Over a span of five years, starting in 2018, fraudsters operating in Himachal Pradesh reportedly scammed numerous cryptocurrency investors of ₹400 crore, initial police investigation suggested. This coincided with a surge in the crypto market. But that is just the tip of the iceberg. As the special investigation team (SIT) constituted by the state police dug deeper, the scam is estimated to be worth ₹2,000 crore. The SIT is now seeking help from the Financial Intelligence Unit (FIU) of the ministry of finance and income tax department to ascertain the trail of financial transactions and the assets accumulated by the accused. It also is trying to get help from other agencies like SEBI and RBI. HT takes a closer look.
About the scam?
The accused, two of whom are now in judicial custody, believed to be associated with an organised criminal group launched so-called cryptocurrency ‘Korvio KRO’ in 2018 and offered people the prospect of substantial returns in a brief period through investments in the digital currency. They implemented a Ponzi-style strategy, enticing initial investors to bring in more participants and encourage further recruitment into the scheme. This was a multi-level marketing (MLM) scheme which spanned across Himachal and even outside areas. The police investigation suggests that lakhs of people invested in the digital currency. Over 2.5 lakh IDs were created in Himachal alone. Many people invested through multiple IDs. While some people quit their jobs to become an agent in the scheme, others raised loans to invest in the scheme. People were lured by high returns. Five policemen, two of whom worked in the cyber cell, quit their jobs to become agents and lured many people to double their money. However, as the fraudsters expanded their network, the returns stopped. When investors asked for their money, the accused lured them to invest in other currencies promising even higher returns. While the people on the top accumulated huge wealth, those on the lower level lost everything.
How did it come to light?
The fraud came to light when Independent MLA Hoshyar Singh, who represents the Dehra assembly segment of Kangra district, raised the matter during the monsoon session of the Himachal Pradesh Vidhan Sabha in September. Replying to a question raised by Singh, deputy chief minister Mukesh Agnihotri said more than 58 complaints of cryptocurrency frauds were received across the state in two years. For a thorough probe into the scam, he announced to constitute an SIT led by a deputy inspector general-rank officer.
Who are the key players?
Subhash Sharma, a native of Sarkaghat subdivision who lived in Mandi town, is the kingpin of the racket. He managed to give the police a slip and is suspected of having been hiding in a foreign country. Another accused Abhishek is also at large but is said to be in India. Director general of police Sanjay Kundu has said that the SIT would soon arrest him. Two of the accomplices, Sukhdev and Hemraj, were arrested from a hideout in Gujarat. Hundreds of other people who worked as agents to lure investors are also under the scanner and more arrests are expected soon. So far, the police have received 55 complaints.
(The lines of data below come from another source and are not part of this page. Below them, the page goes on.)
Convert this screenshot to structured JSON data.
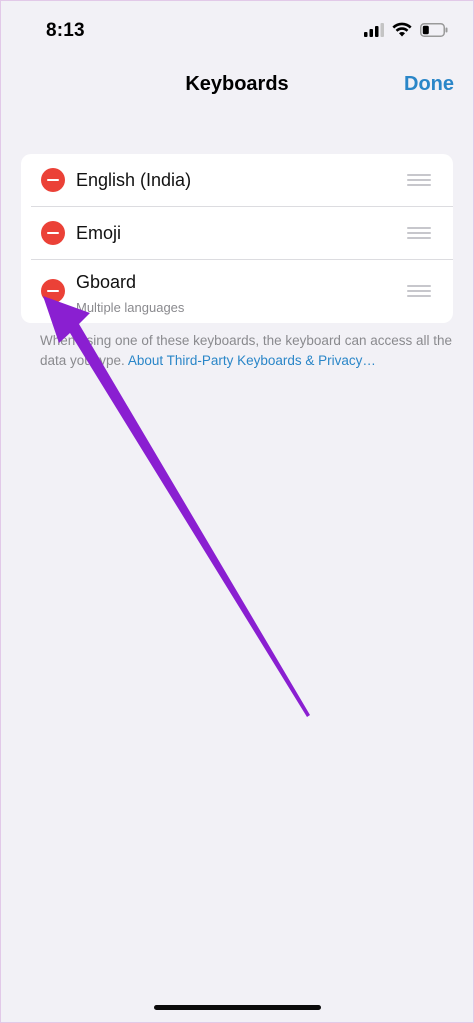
{
  "status_bar": {
    "time": "8:13",
    "icons": [
      "signal-icon",
      "wifi-icon",
      "battery-icon"
    ]
  },
  "nav": {
    "title": "Keyboards",
    "done_label": "Done"
  },
  "keyboards": [
    {
      "label": "English (India)",
      "sub": ""
    },
    {
      "label": "Emoji",
      "sub": ""
    },
    {
      "label": "Gboard",
      "sub": "Multiple languages"
    }
  ],
  "footer": {
    "text": "When using one of these keyboards, the keyboard can access all the data you type.",
    "link": "About Third-Party Keyboards & Privacy…"
  },
  "colors": {
    "accent": "#2a86c8",
    "delete": "#eb4137",
    "annotation_arrow": "#8a1fd1",
    "background": "#f2f1f6"
  }
}
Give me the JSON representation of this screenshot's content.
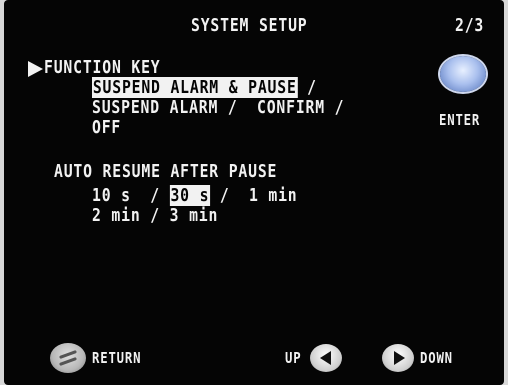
{
  "header": {
    "title": "SYSTEM SETUP",
    "page": "2/3"
  },
  "function_key": {
    "label": "FUNCTION KEY",
    "option_selected": "SUSPEND ALARM & PAUSE",
    "sep1": " /",
    "line2": "SUSPEND ALARM /  CONFIRM /",
    "option_off": "OFF"
  },
  "enter": {
    "label": "ENTER"
  },
  "auto_resume": {
    "label": "AUTO RESUME AFTER PAUSE",
    "opt_10s": "10 s  /",
    "opt_30s": "30 s",
    "opt_1min": " /  1 min",
    "opt_2min": "2 min /",
    "opt_3min": "3 min"
  },
  "footer": {
    "return_label": "RETURN",
    "up_label": "UP",
    "down_label": "DOWN"
  }
}
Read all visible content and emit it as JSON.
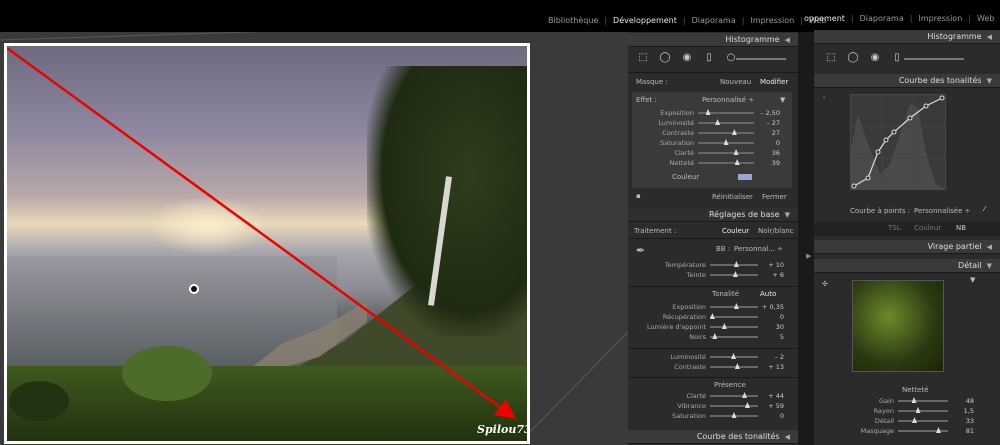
{
  "nav_left": {
    "items": [
      "Bibliothèque",
      "Développement",
      "Diaporama",
      "Impression",
      "Web"
    ],
    "active_index": 1
  },
  "nav_right": {
    "items": [
      "oppement",
      "Diaporama",
      "Impression",
      "Web"
    ],
    "active_index": 0
  },
  "photo": {
    "watermark": "Spilou73"
  },
  "left_panel": {
    "histogram_title": "Histogramme",
    "masque_label": "Masque :",
    "masque_new": "Nouveau",
    "masque_edit": "Modifier",
    "effect_label": "Effet :",
    "effect_value": "Personnalisé ÷",
    "sliders": [
      {
        "label": "Exposition",
        "value": "– 2,50",
        "pos": 0.18
      },
      {
        "label": "Luminosité",
        "value": "– 27",
        "pos": 0.35
      },
      {
        "label": "Contraste",
        "value": "27",
        "pos": 0.65
      },
      {
        "label": "Saturation",
        "value": "0",
        "pos": 0.5
      },
      {
        "label": "Clarté",
        "value": "36",
        "pos": 0.68
      },
      {
        "label": "Netteté",
        "value": "39",
        "pos": 0.7
      }
    ],
    "couleur_label": "Couleur",
    "reset": "Réinitialiser",
    "close": "Fermer",
    "basic_title": "Réglages de base",
    "traitement_label": "Traitement :",
    "couleur": "Couleur",
    "noirblanc": "Noir/blanc",
    "bb_label": "BB :",
    "bb_value": "Personnal... ÷",
    "temp_sliders": [
      {
        "label": "Température",
        "value": "+ 10",
        "pos": 0.55
      },
      {
        "label": "Teinte",
        "value": "+ 6",
        "pos": 0.53
      }
    ],
    "tone_label": "Tonalité",
    "tone_auto": "Auto",
    "tone_sliders": [
      {
        "label": "Exposition",
        "value": "+ 0,35",
        "pos": 0.55
      },
      {
        "label": "Récupération",
        "value": "0",
        "pos": 0.05
      },
      {
        "label": "Lumière d'appoint",
        "value": "30",
        "pos": 0.3
      },
      {
        "label": "Noirs",
        "value": "5",
        "pos": 0.1
      }
    ],
    "lum_sliders": [
      {
        "label": "Luminosité",
        "value": "– 2",
        "pos": 0.49
      },
      {
        "label": "Contraste",
        "value": "+ 13",
        "pos": 0.57
      }
    ],
    "presence_label": "Présence",
    "presence_sliders": [
      {
        "label": "Clarté",
        "value": "+ 44",
        "pos": 0.72
      },
      {
        "label": "Vibrance",
        "value": "+ 59",
        "pos": 0.78
      },
      {
        "label": "Saturation",
        "value": "0",
        "pos": 0.5
      }
    ],
    "curve_title": "Courbe des tonalités"
  },
  "right_panel": {
    "histogram_title": "Histogramme",
    "curve_title": "Courbe des tonalités",
    "curve_points_label": "Courbe à points :",
    "curve_points_value": "Personnalisée ÷",
    "tsl_tabs": [
      "TSL",
      "Couleur",
      "NB"
    ],
    "split_title": "Virage partiel",
    "detail_title": "Détail",
    "sharpen_label": "Netteté",
    "sharpen_sliders": [
      {
        "label": "Gain",
        "value": "48",
        "pos": 0.32
      },
      {
        "label": "Rayon",
        "value": "1,5",
        "pos": 0.4
      },
      {
        "label": "Détail",
        "value": "33",
        "pos": 0.33
      },
      {
        "label": "Masquage",
        "value": "81",
        "pos": 0.81
      }
    ]
  }
}
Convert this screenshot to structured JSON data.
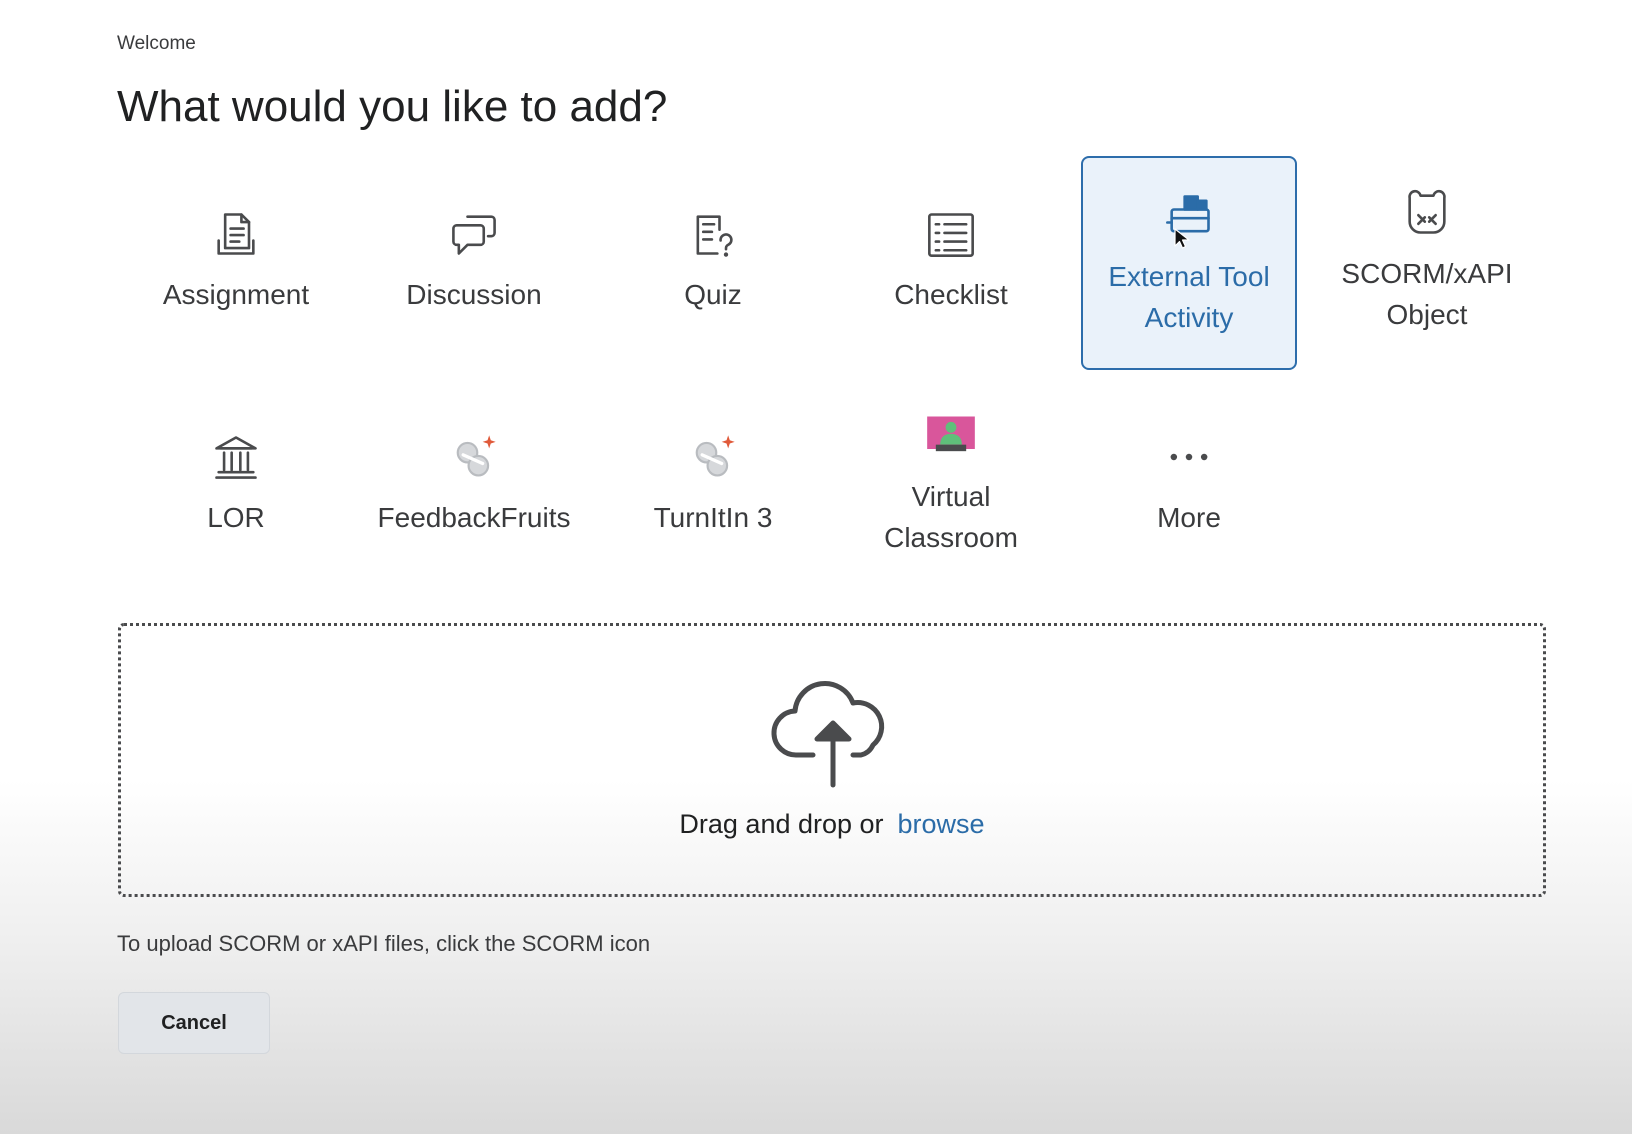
{
  "breadcrumb": "Welcome",
  "title": "What would you like to add?",
  "tiles": [
    {
      "label": "Assignment",
      "icon": "assignment-icon",
      "selected": false
    },
    {
      "label": "Discussion",
      "icon": "discussion-icon",
      "selected": false
    },
    {
      "label": "Quiz",
      "icon": "quiz-icon",
      "selected": false
    },
    {
      "label": "Checklist",
      "icon": "checklist-icon",
      "selected": false
    },
    {
      "label": "External Tool\nActivity",
      "icon": "external-tool-icon",
      "selected": true
    },
    {
      "label": "SCORM/xAPI\nObject",
      "icon": "scorm-icon",
      "selected": false
    },
    {
      "label": "LOR",
      "icon": "lor-icon",
      "selected": false
    },
    {
      "label": "FeedbackFruits",
      "icon": "plugin-icon",
      "selected": false
    },
    {
      "label": "TurnItIn 3",
      "icon": "plugin-icon",
      "selected": false
    },
    {
      "label": "Virtual\nClassroom",
      "icon": "virtual-classroom-icon",
      "selected": false
    },
    {
      "label": "More",
      "icon": "more-icon",
      "selected": false
    }
  ],
  "upload": {
    "drag_text": "Drag and drop or",
    "browse_label": "browse",
    "icon": "cloud-upload-icon"
  },
  "hint": "To upload SCORM or xAPI files, click the SCORM icon",
  "cancel_label": "Cancel",
  "colors": {
    "accent": "#2b6ca8",
    "selected_bg": "#eaf2fa",
    "button_bg": "#e2e5e9"
  }
}
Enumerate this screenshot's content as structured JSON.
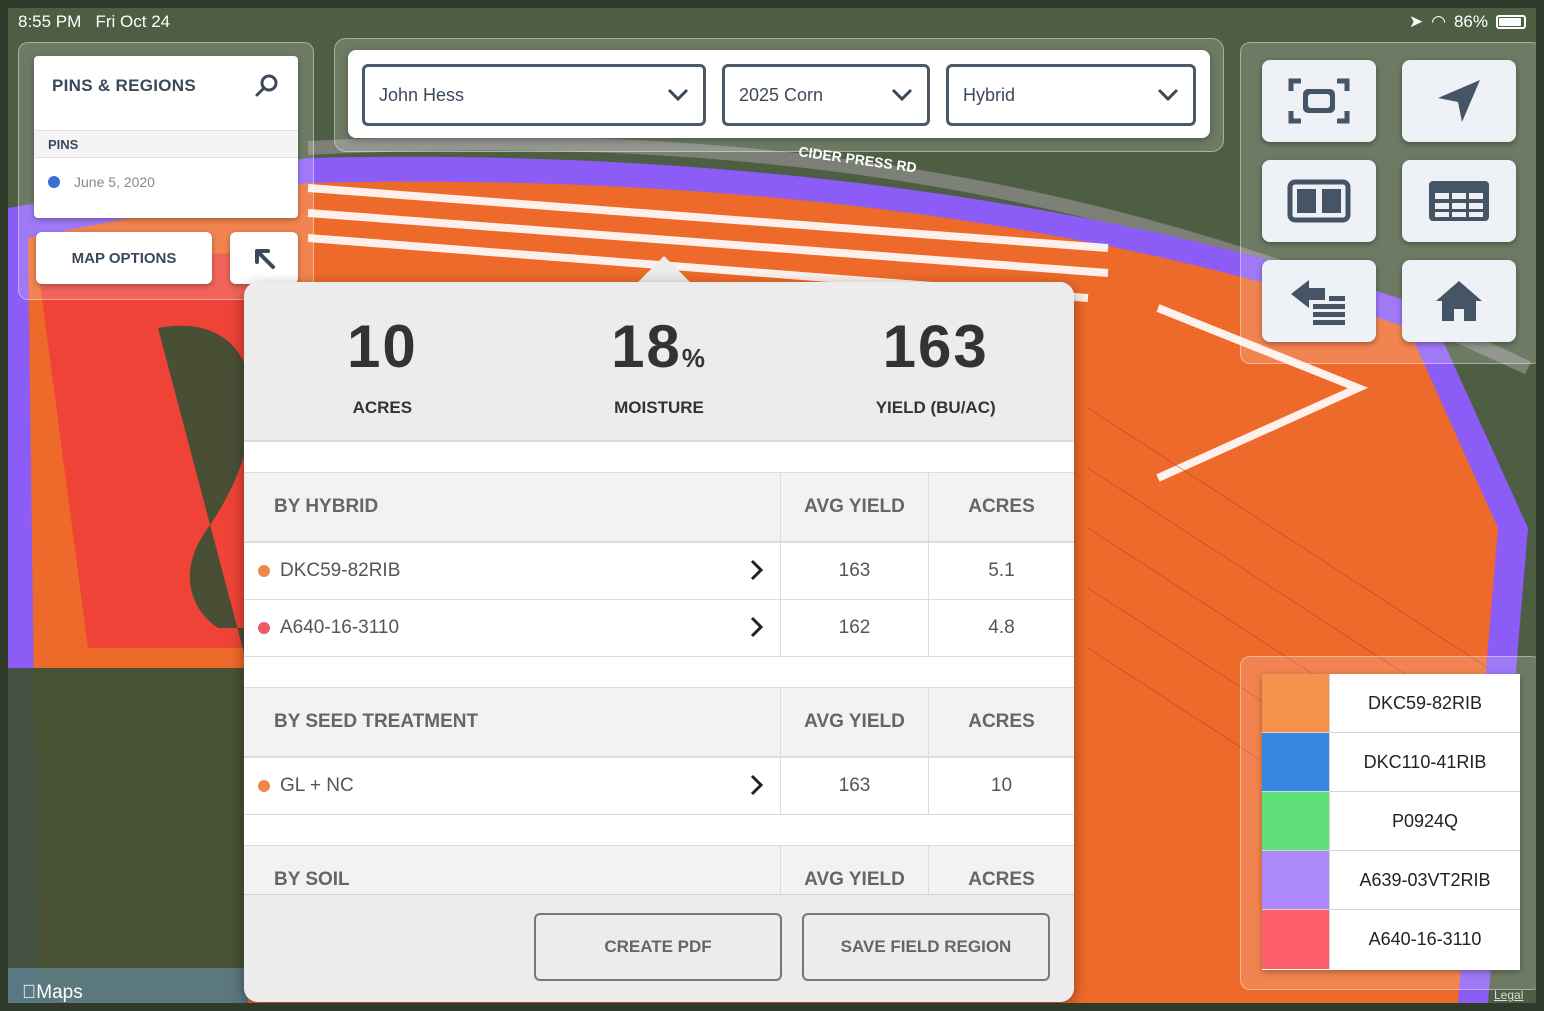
{
  "status_bar": {
    "time": "8:55 PM",
    "date": "Fri Oct 24",
    "battery": "86%"
  },
  "pins_panel": {
    "title": "PINS & REGIONS",
    "section": "PINS",
    "pins": [
      {
        "label": "June 5, 2020",
        "color": "#3a6fd8"
      }
    ]
  },
  "map_options_label": "MAP OPTIONS",
  "map_labels": {
    "road": "CIDER PRESS RD",
    "provider": "Maps",
    "legal": "Legal"
  },
  "filters": {
    "grower": "John Hess",
    "season": "2025 Corn",
    "layer": "Hybrid"
  },
  "summary": {
    "acres": {
      "value": "10",
      "label": "ACRES"
    },
    "moisture": {
      "value": "18",
      "unit": "%",
      "label": "MOISTURE"
    },
    "yield": {
      "value": "163",
      "label": "YIELD (BU/AC)"
    }
  },
  "columns": {
    "avg_yield": "AVG YIELD",
    "acres": "ACRES"
  },
  "sections": {
    "by_hybrid": {
      "title": "BY HYBRID",
      "rows": [
        {
          "name": "DKC59-82RIB",
          "avg_yield": "163",
          "acres": "5.1",
          "color": "#f0884a"
        },
        {
          "name": "A640-16-3110",
          "avg_yield": "162",
          "acres": "4.8",
          "color": "#f05a64"
        }
      ]
    },
    "by_seed_treatment": {
      "title": "BY SEED TREATMENT",
      "rows": [
        {
          "name": "GL + NC",
          "avg_yield": "163",
          "acres": "10",
          "color": "#f0884a"
        }
      ]
    },
    "by_soil": {
      "title": "BY SOIL"
    }
  },
  "buttons": {
    "create_pdf": "CREATE PDF",
    "save_region": "SAVE FIELD REGION"
  },
  "legend": [
    {
      "label": "DKC59-82RIB",
      "color": "#f5914a"
    },
    {
      "label": "DKC110-41RIB",
      "color": "#3587e2"
    },
    {
      "label": "P0924Q",
      "color": "#5fe07a"
    },
    {
      "label": "A639-03VT2RIB",
      "color": "#ae89fb"
    },
    {
      "label": "A640-16-3110",
      "color": "#fd5f6a"
    }
  ],
  "icons": [
    "search-icon",
    "collapse-arrow-icon",
    "chevron-down-icon",
    "zoom-fit-icon",
    "location-arrow-icon",
    "split-view-icon",
    "table-view-icon",
    "back-list-icon",
    "home-icon",
    "chevron-right-icon"
  ]
}
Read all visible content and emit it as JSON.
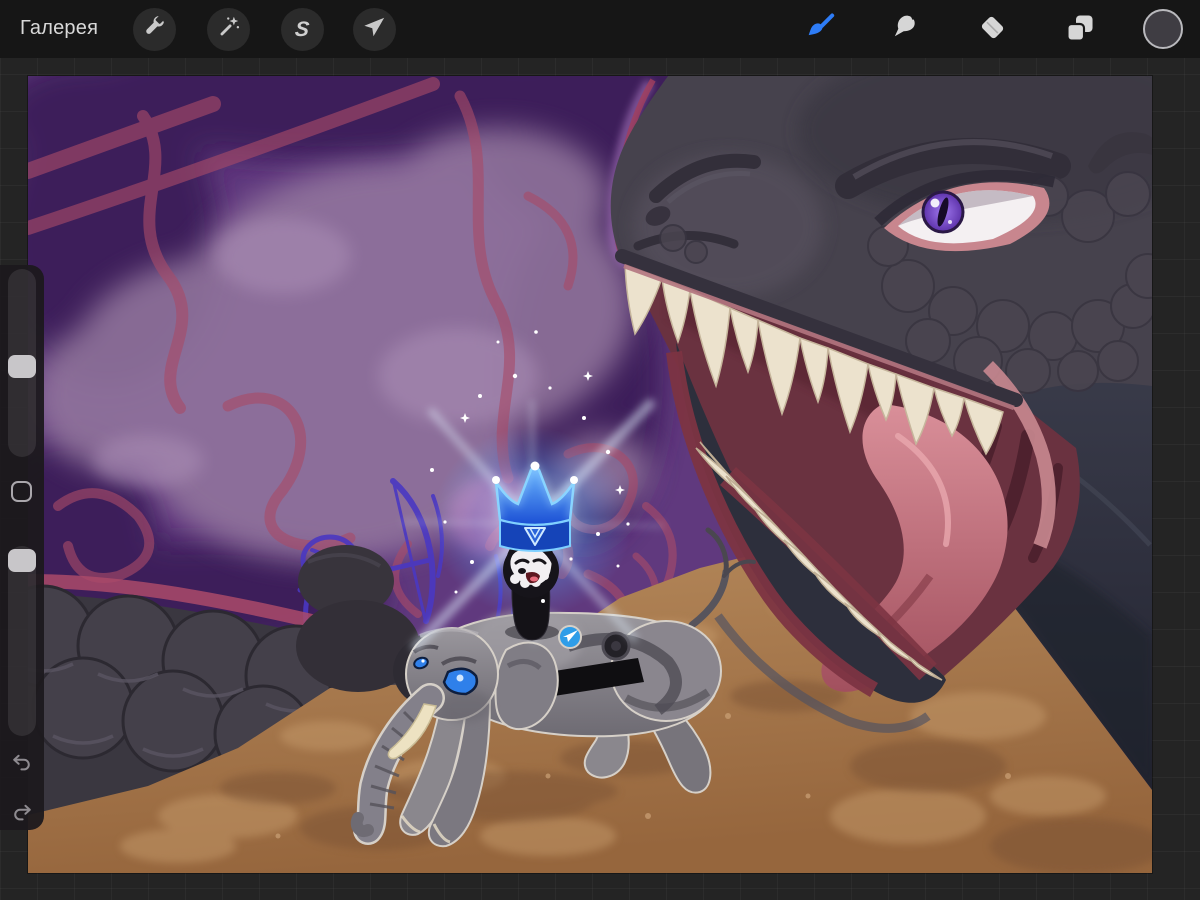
{
  "theme": {
    "app-bg": "#242424",
    "topbar-bg": "#161616",
    "button-bg": "#2b2b2b",
    "accent": "#2e7cf6",
    "sidebar-bg": "rgba(28,25,30,0.95)",
    "slider-track": "rgba(255,255,255,0.09)",
    "slider-handle": "#c8c6c9",
    "current-color": "#3f3d43",
    "canvas-base": "#60397e"
  },
  "topbar": {
    "gallery_label": "Галерея",
    "left_tools": [
      {
        "id": "actions",
        "icon": "wrench-icon"
      },
      {
        "id": "adjustments",
        "icon": "magic-wand-icon"
      },
      {
        "id": "selection",
        "icon": "s-ribbon-icon",
        "glyph": "S"
      },
      {
        "id": "transform",
        "icon": "transform-arrow-icon"
      }
    ],
    "right_tools": [
      {
        "id": "paint",
        "icon": "brush-icon",
        "active": true,
        "color": "#2e7cf6"
      },
      {
        "id": "smudge",
        "icon": "smudge-finger-icon"
      },
      {
        "id": "erase",
        "icon": "eraser-icon"
      },
      {
        "id": "layers",
        "icon": "layers-icon"
      },
      {
        "id": "color",
        "icon": "color-circle",
        "value": "#3f3d43"
      }
    ]
  },
  "sidebar": {
    "brush_size_slider": {
      "icon": "size-slider"
    },
    "modify_button": {
      "icon": "square-outline-icon"
    },
    "opacity_slider": {
      "icon": "opacity-slider"
    },
    "undo": {
      "icon": "undo-arrow-icon"
    },
    "redo": {
      "icon": "redo-arrow-icon"
    }
  },
  "canvas": {
    "artwork_elements": [
      "purple-sky",
      "crimson-doodles",
      "blue-archer-sketch",
      "mauve-clouds",
      "dark-dragon-open-mouth",
      "purple-slit-eye",
      "scaled-tail",
      "rocky-brown-ground",
      "robot-elephant",
      "telegram-plane-badge",
      "coin-slot",
      "black-character-husky-face",
      "glowing-ton-crown",
      "sparkles"
    ],
    "palette": {
      "sky_purple": "#60397e",
      "cloud_mauve": "#94789f",
      "doodle_crimson": "#a84b68",
      "sketch_blue": "#4a38c2",
      "dragon_gray": "#46424d",
      "mouth_maroon": "#6a3240",
      "tongue_pink": "#c6707c",
      "teeth_cream": "#ece2cd",
      "ground_brown": "#a87a4f",
      "elephant_gray": "#8a878d",
      "crown_blue": "#2f7ff5",
      "glow_blue": "#7fc4ff"
    }
  }
}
What is cryptocurrency? How it works?
Cryptocurrency is digital money that doesn’t require a bank or financial institution to verify transactions and can be used for purchases or as an investment. Transactions are then verified and recorded on a blockchain, an unchangeable ledger that tracks and records assets and trades.
It exists only in digital form, and although people mainly use it for online transactions, you can make some physical purchases. Unlike traditional money printed only by the government, several companies sell cryptocurrency.
Cryptocurrencies are fungible, meaning the value remains the same when bought, sold, or traded. Although government regulations are absent from the cryptocurrency market, they are taxable assets. You’ll need to file any profit or loss with the Internal Revenue Service.